National Parks in Spain

Are you thinking of a walking holiday in Spain? Perhaps you are interested in seeing some of the amazing wildlife in Spain. Whatever it is, our guide to national parks in Spain provides the facts & information you should know.

Spain has an abundance of national parks that can be used for hiking, cycling, observing animals, camping or bird watching. The growth in national parks in Spain is in large part due to the reforms of the socialist government of Spain introducing new conservation minded legislation in the 1980’s. Today approximately 40,000 square kilometres of land in Spain is under conservation protection and much of this land is composed of national parks all around Spain. The good news is that most of these national parks are open to the public to enjoy, although there are varying degrees of access depending on conservation issues pertaining to the specific national park in Spain.

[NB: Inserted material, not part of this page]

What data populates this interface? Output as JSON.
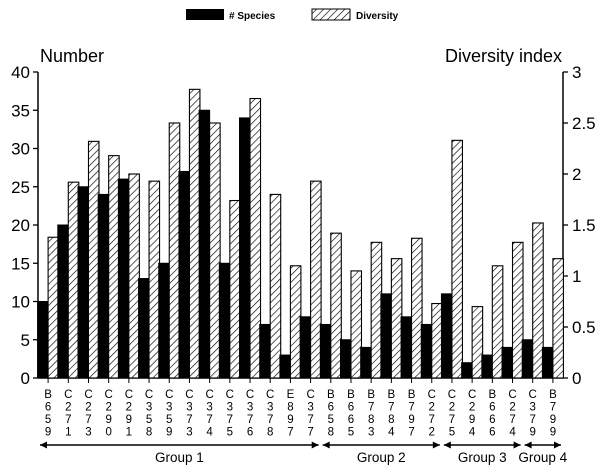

The best national parks in Spain

National parks in Spain vary in size, terrain and climate, so depending on what your goals are you can decide which national park in Spain is best for you to visit. Spain has a total of 13 national parks. One of these national parks is located on the Balearic Islands and a further four national parks in Spain are actually on the Canary Islands.  The remaining eight national parks are scattered across mainland Spain from the north to the south.

Accommodation at national parks in Spain

Accommodation facilities at national parks in Spain vary greatly. Some national parks in Spain have small villages inside the park complete with shopping facilities and a small hotel. Other national parks in Spain have only campsites with basic facilities, while other national parks have nothing of the sort. National parks in the North of Spain become extremely popular with tourists from other regions of Spain during the hot summer months so any accommodation in these national parks in Spain should be booked well in advance.

Hiking in national parks in Spain

All national parks in Spain have specifically designated walking trails. Hiking trails in Spain are either designed to be short trails or longer trails which can take several days. Although hiking trails are supposed to be maintained at national parks in Spain, one will often find the quality of maintenance varies with some trails being heavily overgrown with weeds.